Personal information
- Full name: Gladys Ekaru Emaniman
- Born: 2 October 1999 (age 26) Trans Nzoia, Kenya
- Height: 1.92 m (6 ft 4 in)
- Weight: 70 kg (154 lb)
- Spike: 292 cm (115 in)
- Block: 282 cm (111 in)

Volleyball information
- Number: 12

Career
Teams
|  |  | Kenya Pipeline |

National team
|  | Kenya |

= Gladys Ekaru =

Kenyan volleyball player

Gladys Ekaru Emaniman (born 2 October 1999) is a Kenyan volleyball player. She is part of the Kenya women's national volleyball team.

==Life==
She was born in Trans-Nzoia County in 1999. The event that shaped her career was when a friend persuaded her to get her parents to allow her to change schools. Ekaru was tall and a 400 metre runner and her friend knew she would be good at volleyball. She changed schools to attend Kwanthanze Secondary School in Machakos County. Her parents were extra pleased when the school agreed to cover her costs with a scholarship. The school had a reputation for volleyball and in 2018 the national team took five players from the school.

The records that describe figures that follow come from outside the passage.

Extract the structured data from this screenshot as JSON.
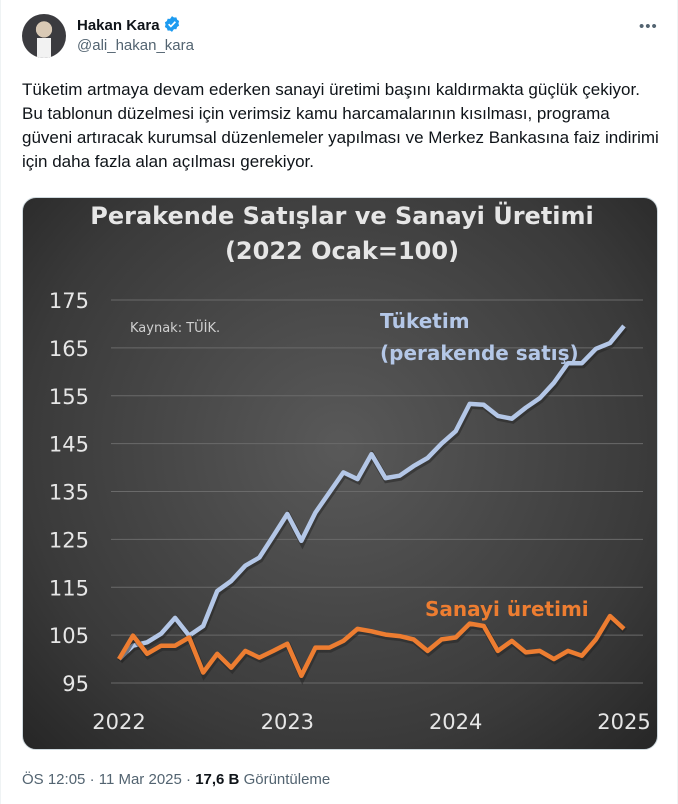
{
  "author": {
    "name": "Hakan Kara",
    "handle": "@ali_hakan_kara",
    "verified": true
  },
  "tweet_text": "Tüketim artmaya devam ederken sanayi üretimi başını kaldırmakta güçlük çekiyor. Bu tablonun düzelmesi için verimsiz kamu harcamalarının kısılması, programa güveni artıracak kurumsal düzenlemeler yapılması ve Merkez Bankasına faiz indirimi için daha fazla alan açılması gerekiyor.",
  "meta": {
    "time": "ÖS 12:05",
    "date": "11 Mar 2025",
    "views": "17,6 B",
    "views_label": "Görüntüleme",
    "sep": "·"
  },
  "chart_data": {
    "type": "line",
    "title": "Perakende Satışlar ve Sanayi Üretimi",
    "subtitle": "(2022 Ocak=100)",
    "source": "Kaynak: TÜİK.",
    "ylim": [
      95,
      175
    ],
    "yticks": [
      "175",
      "165",
      "155",
      "145",
      "135",
      "125",
      "115",
      "105",
      "95"
    ],
    "xticks": [
      "2022",
      "2023",
      "2024",
      "2025"
    ],
    "x_range": [
      "2022-01",
      "2025-01"
    ],
    "grid": true,
    "series": [
      {
        "name_line1": "Tüketim",
        "name_line2": "(perakende satış)",
        "color": "#b4c7e7",
        "values": [
          100,
          102.8,
          103.5,
          105.3,
          108.6,
          104.9,
          106.9,
          114.2,
          116.3,
          119.5,
          121.2,
          125.7,
          130.3,
          124.7,
          130.6,
          134.8,
          139,
          137.6,
          142.8,
          137.8,
          138.3,
          140.3,
          142,
          145,
          147.6,
          153.3,
          153.1,
          150.8,
          150.2,
          152.5,
          154.5,
          157.7,
          161.8,
          161.8,
          164.8,
          166,
          169.6
        ]
      },
      {
        "name": "Sanayi üretimi",
        "color": "#ed7d31",
        "values": [
          100,
          104.9,
          101.1,
          102.8,
          102.8,
          104.5,
          97.2,
          101.1,
          98.2,
          101.7,
          100.3,
          101.7,
          103.2,
          96.5,
          102.4,
          102.4,
          103.8,
          106.3,
          105.8,
          105.1,
          104.8,
          104.1,
          101.7,
          104.1,
          104.5,
          107.4,
          106.9,
          101.7,
          103.8,
          101.4,
          101.7,
          100,
          101.7,
          100.7,
          104.1,
          109,
          106.3
        ]
      }
    ]
  }
}
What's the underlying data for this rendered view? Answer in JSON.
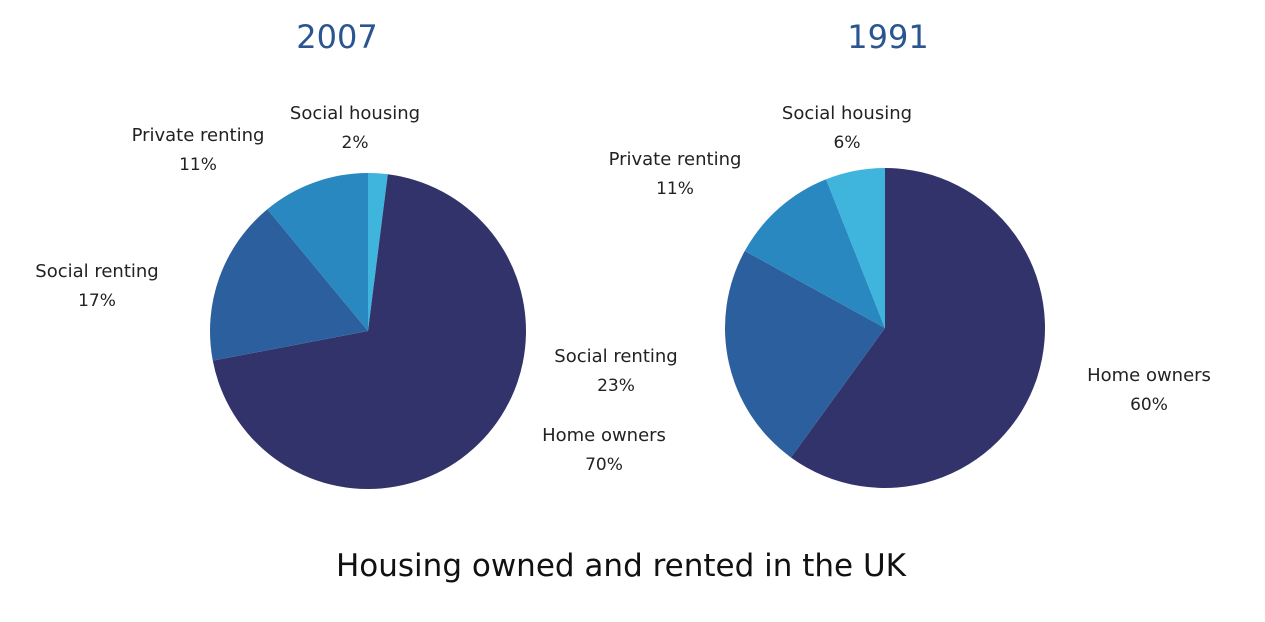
{
  "colors": {
    "home_owners": "#33336b",
    "social_renting": "#2c5f9e",
    "private_renting": "#2a88c0",
    "social_housing": "#3fb5dd",
    "pie_title": "#2a5591",
    "main_title": "#111111"
  },
  "chart_data": [
    {
      "type": "pie",
      "title": "2007",
      "slices": [
        {
          "key": "home_owners",
          "label": "Home owners",
          "value": 70,
          "value_label": "70%",
          "color": "#33336b"
        },
        {
          "key": "social_renting",
          "label": "Social renting",
          "value": 17,
          "value_label": "17%",
          "color": "#2c5f9e"
        },
        {
          "key": "private_renting",
          "label": "Private renting",
          "value": 11,
          "value_label": "11%",
          "color": "#2a88c0"
        },
        {
          "key": "social_housing",
          "label": "Social housing",
          "value": 2,
          "value_label": "2%",
          "color": "#3fb5dd"
        }
      ]
    },
    {
      "type": "pie",
      "title": "1991",
      "slices": [
        {
          "key": "home_owners",
          "label": "Home owners",
          "value": 60,
          "value_label": "60%",
          "color": "#33336b"
        },
        {
          "key": "social_renting",
          "label": "Social renting",
          "value": 23,
          "value_label": "23%",
          "color": "#2c5f9e"
        },
        {
          "key": "private_renting",
          "label": "Private renting",
          "value": 11,
          "value_label": "11%",
          "color": "#2a88c0"
        },
        {
          "key": "social_housing",
          "label": "Social housing",
          "value": 6,
          "value_label": "6%",
          "color": "#3fb5dd"
        }
      ]
    }
  ],
  "main_title": "Housing owned and rented in the UK"
}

Ekaru found volleyball demanding and she decided to give it up. Luckily a school and team mate Sharon Chepchumba and the school's coach Justine Kigwari helped her. Kigwari and the school also created the volleyball professionals Pamela Masaisai and Sharon ChepChumba.

In 2019 she joined the Malkia Strikers (the national squad) with Jemimma Siangu and Ruth Mutinga in preparation for the 2019 African Games under the coach Japheth Munala. She got to play with her hero Triza Atuka.

She made her international debut in Cairo.

She was chosen to represent Kenya at the 2020 Summer Olympics by coach Paul Bitok. The team set off from Kenya for the Olympics in Tokyo in three batches to try and minimise the chances of being effected by the COVID-19 pandemic. Within their group the Kenyan team will first play the home team of Japan on 25 July and then at two day intervals the team will play South Korea, Serbia, the Dominican Republic and then Brazil on 2 August 2021.